Technics SU-A707
A late-1980s Technics integrated amplifier using the company's distinctive Class AA topology — a parallel-amplifier design that separates voltage gain from current delivery to combine low-feedback linearity with high power output.
Overview
The SU-A707 is part of Technics' Class AA integrated amplifier lineup, contemporary with the SU-A800 and SU-A900. Class AA is a Technics-specific topology — not the same as Class A or A/B — that uses two parallel amplifier stages: a "voltage amplifier" stage that handles signal gain with low feedback and tight linearity, and a "current amplifier" stage that handles output current independently. The two stages are bridged through a special bridge circuit that lets the voltage stage operate without seeing the power-amp load's reflected complexity.
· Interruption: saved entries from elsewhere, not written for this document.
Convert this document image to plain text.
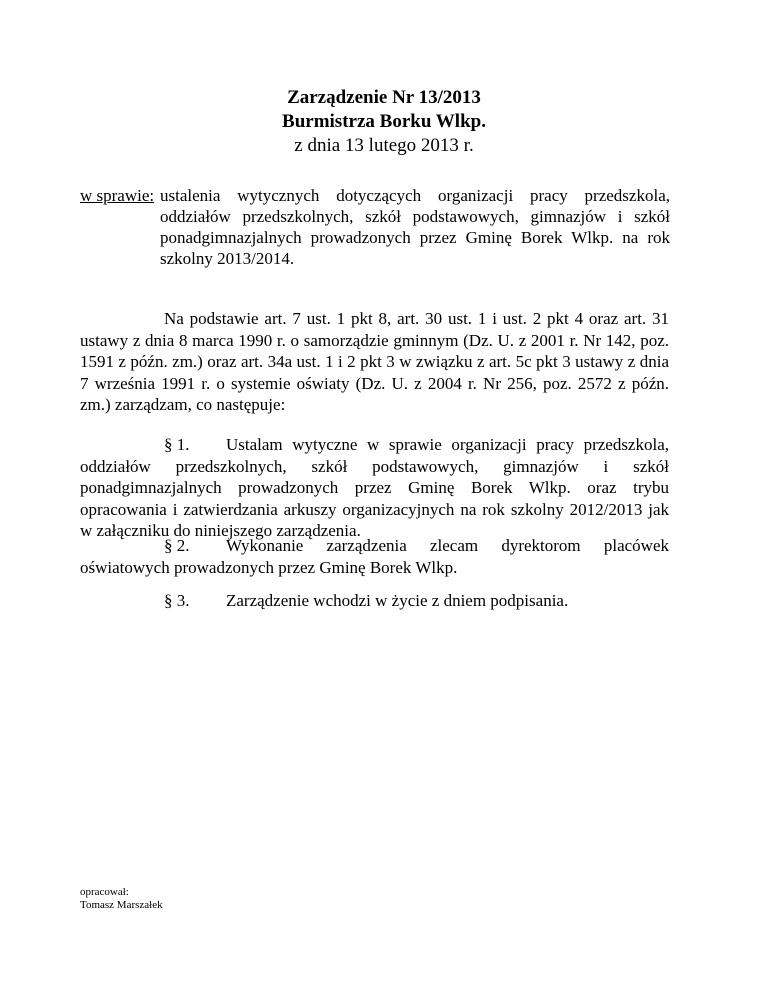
Zarządzenie Nr 13/2013
Burmistrza Borku Wlkp.
z dnia 13 lutego 2013 r.
w sprawie: ustalenia wytycznych dotyczących organizacji pracy przedszkola, oddziałów przedszkolnych, szkół podstawowych, gimnazjów i szkół ponadgimnazjalnych prowadzonych przez Gminę Borek Wlkp. na rok szkolny 2013/2014.

Na podstawie art. 7 ust. 1 pkt 8, art. 30 ust. 1 i ust. 2 pkt 4 oraz art. 31 ustawy z dnia 8 marca 1990 r. o samorządzie gminnym (Dz. U. z 2001 r. Nr 142, poz. 1591 z późn. zm.) oraz art. 34a ust. 1 i 2 pkt 3 w związku z art. 5c pkt 3 ustawy z dnia 7 września 1991 r. o systemie oświaty (Dz. U. z 2004 r. Nr 256, poz. 2572 z późn. zm.) zarządzam, co następuje:

§ 1. Ustalam wytyczne w sprawie organizacji pracy przedszkola, oddziałów przedszkolnych, szkół podstawowych, gimnazjów i szkół ponadgimnazjalnych prowadzonych przez Gminę Borek Wlkp. oraz trybu opracowania i zatwierdzania arkuszy organizacyjnych na rok szkolny 2012/2013 jak w załączniku do niniejszego zarządzenia.

§ 2. Wykonanie zarządzenia zlecam dyrektorom placówek oświatowych prowadzonych przez Gminę Borek Wlkp.

§ 3. Zarządzenie wchodzi w życie z dniem podpisania.

opracował:
Tomasz Marszałek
The acoustic claim was that Class AA eliminated the trade-off between low-feedback linearity (good for sound quality) and high-power output (which usually requires more feedback). In subjective listening tests, Technics Class AA amps from this era are generally regarded as cleaner and more transparent than typical Class A/B integrateds at the same price point.
Specifications
| Type | Class AA integrated amplifier |
| Power | ~70 W/ch RMS, 8Ω, both channels driven |
| THD at rated power | 0.005% |
| Frequency response | 5 Hz – 100 kHz (±1 dB) |
| S/N ratio | ~108 dB (Aux), ~80 dB (Phono MM) |
| Phono input | MM + MC |
| Inputs | Phono ×2, Tape ×2, CD, Aux, Tuner |
Applications and Legacy
Late-1980s home stereo systems, Japanese-market enthusiast hi-fi. Working examples trade for $200-400. The Class AA circuit topology aged well — none of the legendary failure modes of some 1980s designs apply, and the unit responds well to standard service (electrolytic refresh, switch cleaning).